3. The Campbell’s Soup Label – Yeap, That’s Ithaca Too
Back in the 19th-century, Campbell’s Soup’s colors were actually black and orange.
However, when one of the companies executives in the 1800s saw a Cornell University football game, he noticed something interesting…
The Cornell colors were composed of a distinctive shade of red as well as white.
Soon thereafter, Campbell’s Soup changed its color scheme to colors almost identical to that of Cornell University.
2. You Can Walk Through a Scaled Version of the Solar System in Ithaca
Located around the Ithaca Commons, a picturesque pedestrian mall spanning over two blocks, is one of the world’s most interesting science exhibits.
Known as the Sagan Planet Walk, named in memory of famed Ithaca resident and Cornell professor Carl Sagan, this museum features a walkable scale model of our solar system.
The walk is scaled down to one five billionth the size of our actual solar system. However, it is accurate in terms of the proportional distance between each of the obelisks used to outline the solar system.
1. The Ice Cream Sundae Was Invented in Ithaca
The oldest existing documented record of the ice cream sundae is from Ithaca.

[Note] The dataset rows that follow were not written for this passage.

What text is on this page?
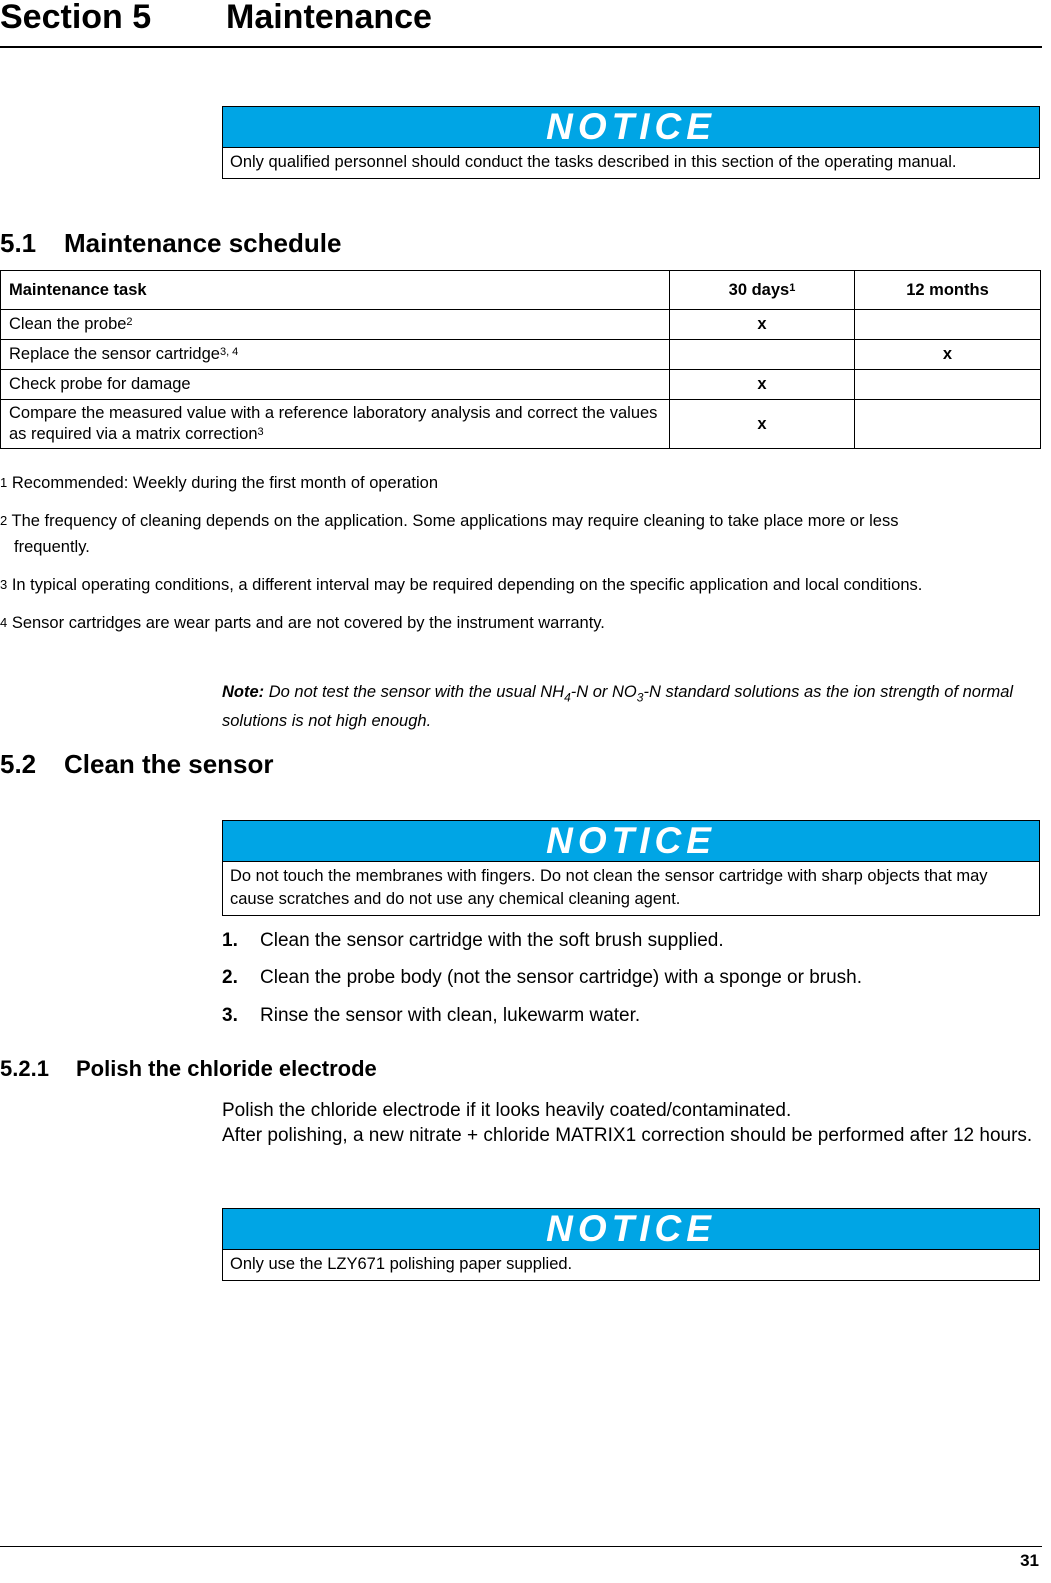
Section 5 Maintenance
NOTICE
Only qualified personnel should conduct the tasks described in this section of the operating manual.
5.1 Maintenance schedule
Maintenance task	30 days$^1$	12 months
Clean the probe$^2$	x	
Replace the sensor cartridge$^{3, 4}$		x
Check probe for damage	x	
Compare the measured value with a reference laboratory analysis and correct the values as required via a matrix correction$^3$	x	
$^1$ Recommended: Weekly during the first month of operation
$^2$ The frequency of cleaning depends on the application. Some applications may require cleaning to take place more or less
frequently.
$^3$ In typical operating conditions, a different interval may be required depending on the specific application and local conditions.
$^4$ Sensor cartridges are wear parts and are not covered by the instrument warranty.
Note: Do not test the sensor with the usual $NH_4-N$ or $NO_3-N$ standard solutions as the ion strength of normal solutions is not high enough.
5.2 Clean the sensor
NOTICE
Do not touch the membranes with fingers. Do not clean the sensor cartridge with sharp objects that may cause scratches and do not use any chemical cleaning agent.
1. Clean the sensor cartridge with the soft brush supplied.
2. Clean the probe body (not the sensor cartridge) with a sponge or brush.
3. Rinse the sensor with clean, lukewarm water.
5.2.1 Polish the chloride electrode
Polish the chloride electrode if it looks heavily coated/contaminated.
After polishing, a new nitrate + chloride MATRIX1 correction should be performed after 12 hours.
NOTICE
Only use the LZY671 polishing paper supplied.
31
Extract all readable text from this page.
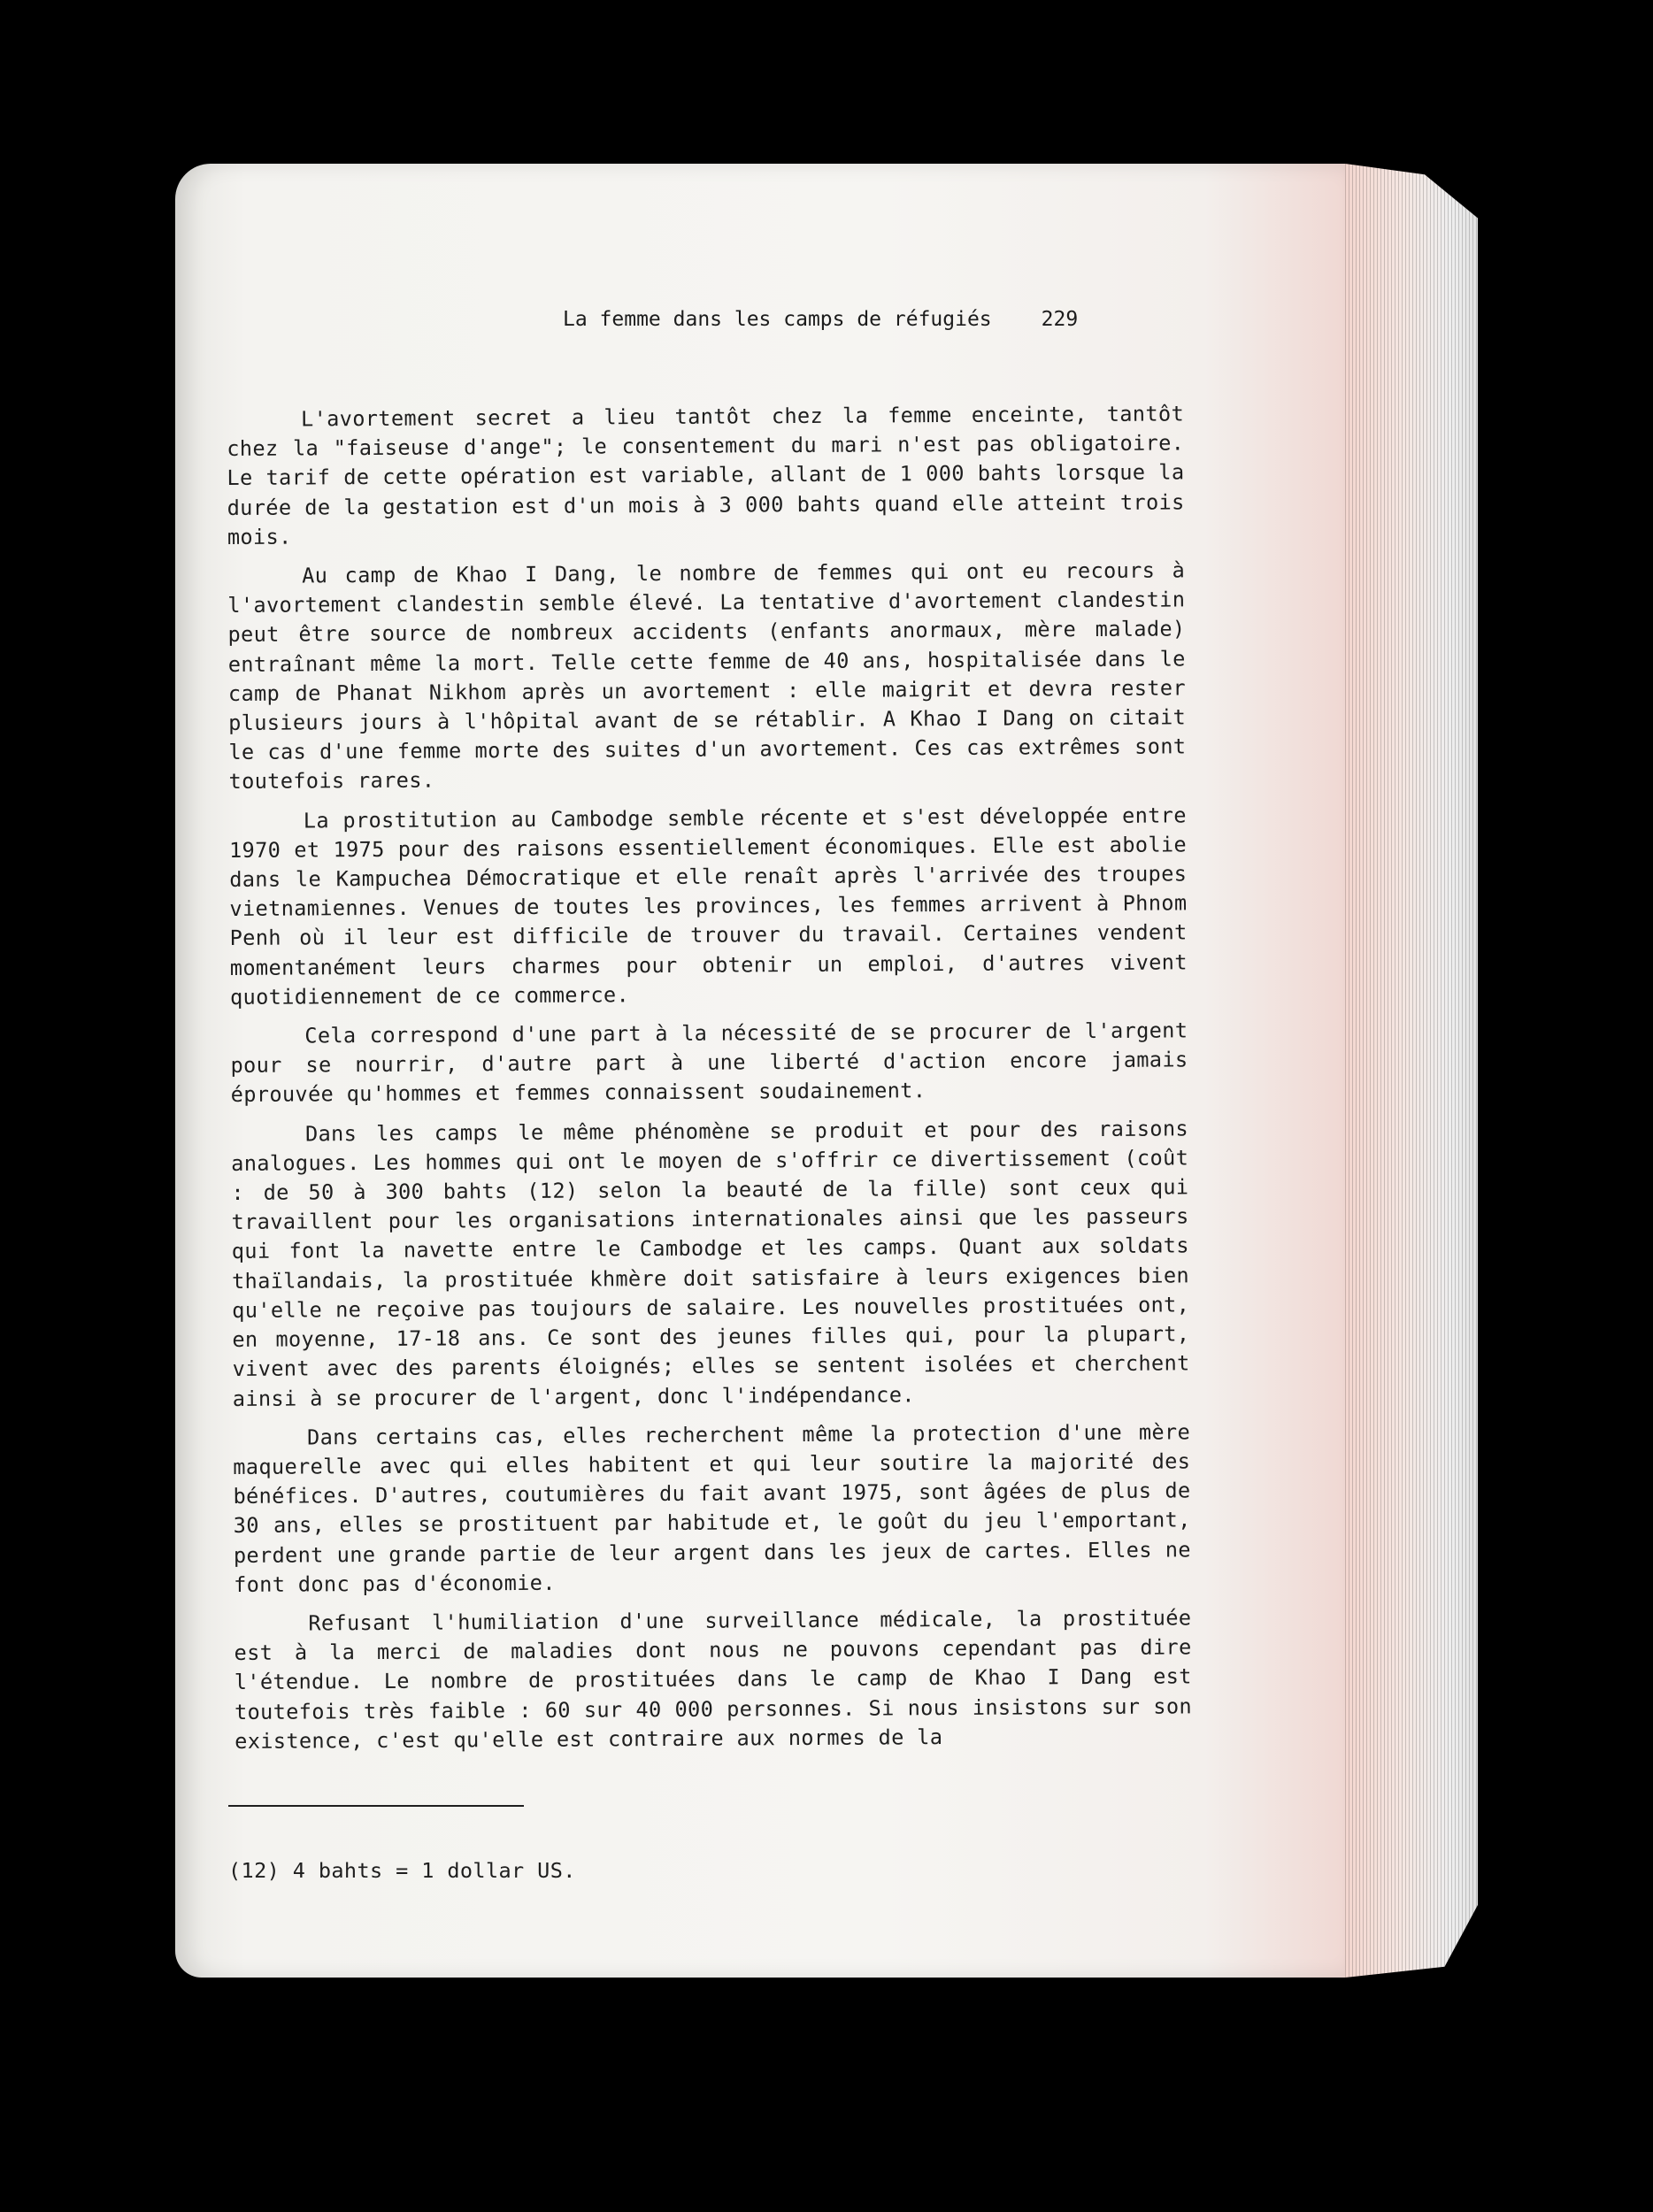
La femme dans les camps de réfugiés 229

L'avortement secret a lieu tantôt chez la femme enceinte, tantôt chez la "faiseuse d'ange"; le consentement du mari n'est pas obligatoire. Le tarif de cette opération est variable, allant de 1 000 bahts lorsque la durée de la gestation est d'un mois à 3 000 bahts quand elle atteint trois mois.

Au camp de Khao I Dang, le nombre de femmes qui ont eu recours à l'avortement clandestin semble élevé. La tentative d'avortement clandestin peut être source de nombreux accidents (enfants anormaux, mère malade) entraînant même la mort. Telle cette femme de 40 ans, hospitalisée dans le camp de Phanat Nikhom après un avortement : elle maigrit et devra rester plusieurs jours à l'hôpital avant de se rétablir. A Khao I Dang on citait le cas d'une femme morte des suites d'un avortement. Ces cas extrêmes sont toutefois rares.

La prostitution au Cambodge semble récente et s'est développée entre 1970 et 1975 pour des raisons essentiellement économiques. Elle est abolie dans le Kampuchea Démocratique et elle renaît après l'arrivée des troupes vietnamiennes. Venues de toutes les provinces, les femmes arrivent à Phnom Penh où il leur est difficile de trouver du travail. Certaines vendent momentanément leurs charmes pour obtenir un emploi, d'autres vivent quotidiennement de ce commerce.

Cela correspond d'une part à la nécessité de se procurer de l'argent pour se nourrir, d'autre part à une liberté d'action encore jamais éprouvée qu'hommes et femmes connaissent soudainement.

Dans les camps le même phénomène se produit et pour des raisons analogues. Les hommes qui ont le moyen de s'offrir ce divertissement (coût : de 50 à 300 bahts (12) selon la beauté de la fille) sont ceux qui travaillent pour les organisations internationales ainsi que les passeurs qui font la navette entre le Cambodge et les camps. Quant aux soldats thaïlandais, la prostituée khmère doit satisfaire à leurs exigences bien qu'elle ne reçoive pas toujours de salaire. Les nouvelles prostituées ont, en moyenne, 17-18 ans. Ce sont des jeunes filles qui, pour la plupart, vivent avec des parents éloignés; elles se sentent isolées et cherchent ainsi à se procurer de l'argent, donc l'indépendance.

Dans certains cas, elles recherchent même la protection d'une mère maquerelle avec qui elles habitent et qui leur soutire la majorité des bénéfices. D'autres, coutumières du fait avant 1975, sont âgées de plus de 30 ans, elles se prostituent par habitude et, le goût du jeu l'emportant, perdent une grande partie de leur argent dans les jeux de cartes. Elles ne font donc pas d'économie.

Refusant l'humiliation d'une surveillance médicale, la prostituée est à la merci de maladies dont nous ne pouvons cependant pas dire l'étendue. Le nombre de prostituées dans le camp de Khao I Dang est toutefois très faible : 60 sur 40 000 personnes. Si nous insistons sur son existence, c'est qu'elle est contraire aux normes de la

(12) 4 bahts = 1 dollar US.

After performing a service at the local Unitarian church, Reverend John M. Scott went to the local pharmacy, asking shop owner Chester Platt for some ice cream. Instead of serving just regular ice cream, Platt scooped some ice cream, along with cherry syrup and toppings. Thus, the cherry sundae was created.
While other towns in America claim to have made the first sundae, Ithaca has the historical records to prove it.
An advertisement for this sundae later appeared in 1892 in the city’s Ithaca Journal, a daily newspaper that started in 1815 and, amazingly, is still in publication over 200 years later.